Clark Meshaw — “A Queer Kind of Knowledge: Constructivism and Essentialism in Composition”

Rachel Mosher — “‘I have made my bed in charnels and on coffins:’ Percy Bysshe Shelley’s Alastor as Gothic Romantic”

Starlina Rose — “August Everlasting: an Examination of Community in Faulkner’s Light in August and Berendt’s Midnight in the Garden of Good and Evil

Stephen Taylor — “The Persuasive Utility of Narration: Quintilian and Transportation Theory”

Kelly White — “Rejecting Objectivism: Reading Don Draper as ‘Mad Men’s’ Byronic Hero”

 

GRADUATE STUDENT NEWS

Katelyn Alley presented “Truest Criseyde: Resisting Binary Opposition in Troilus and Criseyde and The Testament of Cresseid” at the NC Colloquium in Medieval and Early Modern Studies graduate student conference (“Forms of Dissent in the Medieval and Early Modern World”) at Duke University on March 10 and at the Early Modern Colloquium graduate student conference (“Exploring Resistance in Medieval and Early Modern Culture”) at the University of Michigan- Ann Arbor on March 17.

Nikita Apraj was initiated into the Phi Kappa Phi honor society.

Ina Carino won the Sundress Poetry Broadside Contest. 

Molly Edmond’s short story “Last Meal” was a finalist for the Lamar York Prize from the Chattahoochee Review.

Elise Gallivan was initiated into the Phi Kappa Phi honor society.

Blair Lee published a story in American Short Fiction.

Zachary Lunn will attend a residency at the Hambidge Center in Georgia as the Bill Badoud Veterans Fellow this summer. His story “Guts” was published in the spring issue of Raleigh Review

Cecilia Tomasatti presented “Emerging National Identities in the Limbo” at the 2018 Georgetown University Round Table (GURT) on Languages and Linguistics  in Washington, DC, on March 11. 

 

Graduate Research Symposium

A number of the department’s MA and MS students participated in this year’s NC State Graduate Research Symposium on March 21.

MA English

Darya Levchenko — “Loving Digital: How Romantic is Sci-Fi in Eternal Sunshine of the Spotless Mind”

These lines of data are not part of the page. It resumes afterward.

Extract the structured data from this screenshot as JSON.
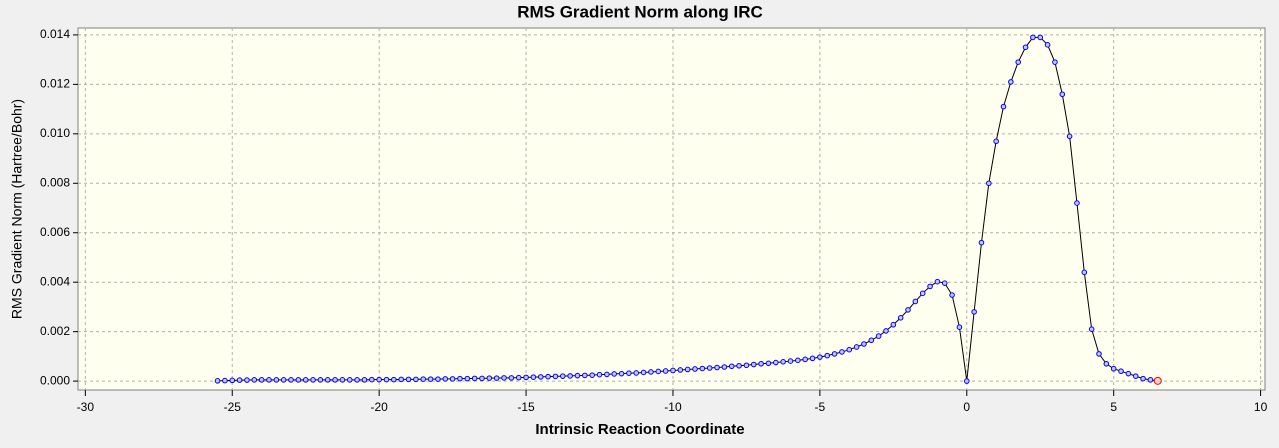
{
  "chart_data": {
    "type": "line",
    "title": "RMS Gradient Norm along IRC",
    "x_label": "Intrinsic Reaction Coordinate",
    "y_label": "RMS Gradient Norm (Hartree/Bohr)",
    "xlim": [
      -30.25,
      10.15
    ],
    "ylim": [
      -0.00036,
      0.01428
    ],
    "xticks": [
      -30,
      -25,
      -20,
      -15,
      -10,
      -5,
      0,
      5,
      10
    ],
    "yticks": [
      {
        "value": 0,
        "label": "0.000"
      },
      {
        "value": 0.002,
        "label": "0.002"
      },
      {
        "value": 0.004,
        "label": "0.004"
      },
      {
        "value": 0.006,
        "label": "0.006"
      },
      {
        "value": 0.008,
        "label": "0.008"
      },
      {
        "value": 0.01,
        "label": "0.010"
      },
      {
        "value": 0.012,
        "label": "0.012"
      },
      {
        "value": 0.014,
        "label": "0.014"
      }
    ],
    "grid": true,
    "x": [
      -25.5,
      -25.25,
      -25,
      -24.75,
      -24.5,
      -24.25,
      -24,
      -23.75,
      -23.5,
      -23.25,
      -23,
      -22.75,
      -22.5,
      -22.25,
      -22,
      -21.75,
      -21.5,
      -21.25,
      -21,
      -20.75,
      -20.5,
      -20.25,
      -20,
      -19.75,
      -19.5,
      -19.25,
      -19,
      -18.75,
      -18.5,
      -18.25,
      -18,
      -17.75,
      -17.5,
      -17.25,
      -17,
      -16.75,
      -16.5,
      -16.25,
      -16,
      -15.75,
      -15.5,
      -15.25,
      -15,
      -14.75,
      -14.5,
      -14.25,
      -14,
      -13.75,
      -13.5,
      -13.25,
      -13,
      -12.75,
      -12.5,
      -12.25,
      -12,
      -11.75,
      -11.5,
      -11.25,
      -11,
      -10.75,
      -10.5,
      -10.25,
      -10,
      -9.75,
      -9.5,
      -9.25,
      -9,
      -8.75,
      -8.5,
      -8.25,
      -8,
      -7.75,
      -7.5,
      -7.25,
      -7,
      -6.75,
      -6.5,
      -6.25,
      -6,
      -5.75,
      -5.5,
      -5.25,
      -5,
      -4.75,
      -4.5,
      -4.25,
      -4,
      -3.75,
      -3.5,
      -3.25,
      -3,
      -2.75,
      -2.5,
      -2.25,
      -2,
      -1.75,
      -1.5,
      -1.25,
      -1,
      -0.75,
      -0.5,
      -0.25,
      0,
      0.25,
      0.5,
      0.75,
      1,
      1.25,
      1.5,
      1.75,
      2,
      2.25,
      2.5,
      2.75,
      3,
      3.25,
      3.5,
      3.75,
      4,
      4.25,
      4.5,
      4.75,
      5,
      5.25,
      5.5,
      5.75,
      6,
      6.25,
      6.5
    ],
    "series": [
      {
        "color": "#0000ff",
        "values": [
          1e-05,
          2e-05,
          3e-05,
          4e-05,
          4e-05,
          5e-05,
          5e-05,
          5e-05,
          5e-05,
          5e-05,
          5e-05,
          5e-05,
          5e-05,
          5e-05,
          5e-05,
          5e-05,
          5e-05,
          5e-05,
          5e-05,
          5e-05,
          5e-05,
          6e-05,
          6e-05,
          6e-05,
          6e-05,
          7e-05,
          7e-05,
          7e-05,
          8e-05,
          8e-05,
          8e-05,
          9e-05,
          9e-05,
          0.0001,
          0.0001,
          0.00011,
          0.00011,
          0.00012,
          0.00012,
          0.00013,
          0.00013,
          0.00014,
          0.00015,
          0.00016,
          0.00017,
          0.00018,
          0.00019,
          0.0002,
          0.00021,
          0.00022,
          0.00023,
          0.00024,
          0.00026,
          0.00027,
          0.00029,
          0.0003,
          0.00032,
          0.00033,
          0.00035,
          0.00037,
          0.00039,
          0.00041,
          0.00043,
          0.00045,
          0.00047,
          0.00049,
          0.00051,
          0.00053,
          0.00055,
          0.00057,
          0.0006,
          0.00062,
          0.00064,
          0.00067,
          0.0007,
          0.00072,
          0.00075,
          0.00078,
          0.00081,
          0.00084,
          0.00088,
          0.00092,
          0.00097,
          0.00103,
          0.0011,
          0.00118,
          0.00127,
          0.00138,
          0.0015,
          0.00165,
          0.00182,
          0.00203,
          0.00228,
          0.00256,
          0.00288,
          0.00322,
          0.00355,
          0.00383,
          0.00402,
          0.00396,
          0.00348,
          0.00218,
          0,
          0.0028,
          0.0056,
          0.008,
          0.0097,
          0.0111,
          0.0121,
          0.0129,
          0.0135,
          0.0139,
          0.0139,
          0.0136,
          0.0129,
          0.0116,
          0.0099,
          0.0072,
          0.0044,
          0.0021,
          0.0011,
          0.0007,
          0.0005,
          0.0004,
          0.0003,
          0.0002,
          0.0001,
          5e-05,
          1e-05
        ]
      }
    ]
  }
}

Jose Martinez—”You Can’t Play With ‘Us,’ the Discursive Exclusion of Colin Kaepernick”

Shalina Omar—”‘It’s true; ain’t nobody got time fo dat’: Linguistic Subordination and the Humor of Black Speech”

KellyNoel Waldorf—”Lavender Labels: Perceptions of LGBTQ+ identity labels by in- and out-group members”

MS Technical Communication

Jianfen Chen— “Risk Communication about Smog in China”

Karin Doyle—”A Textual Analysis of Technical Editor Job Responsibilities”

 

GSA Teaching AWARDS

Graduate Student Association Excellence in Graduate Teaching Awards were given to Ashley Daughtridge, Joshua Oral, and Robyn Diaz. Additionally, the Teaching Effectiveness Committee recognized Alexandria Doria’s teaching with a certificate.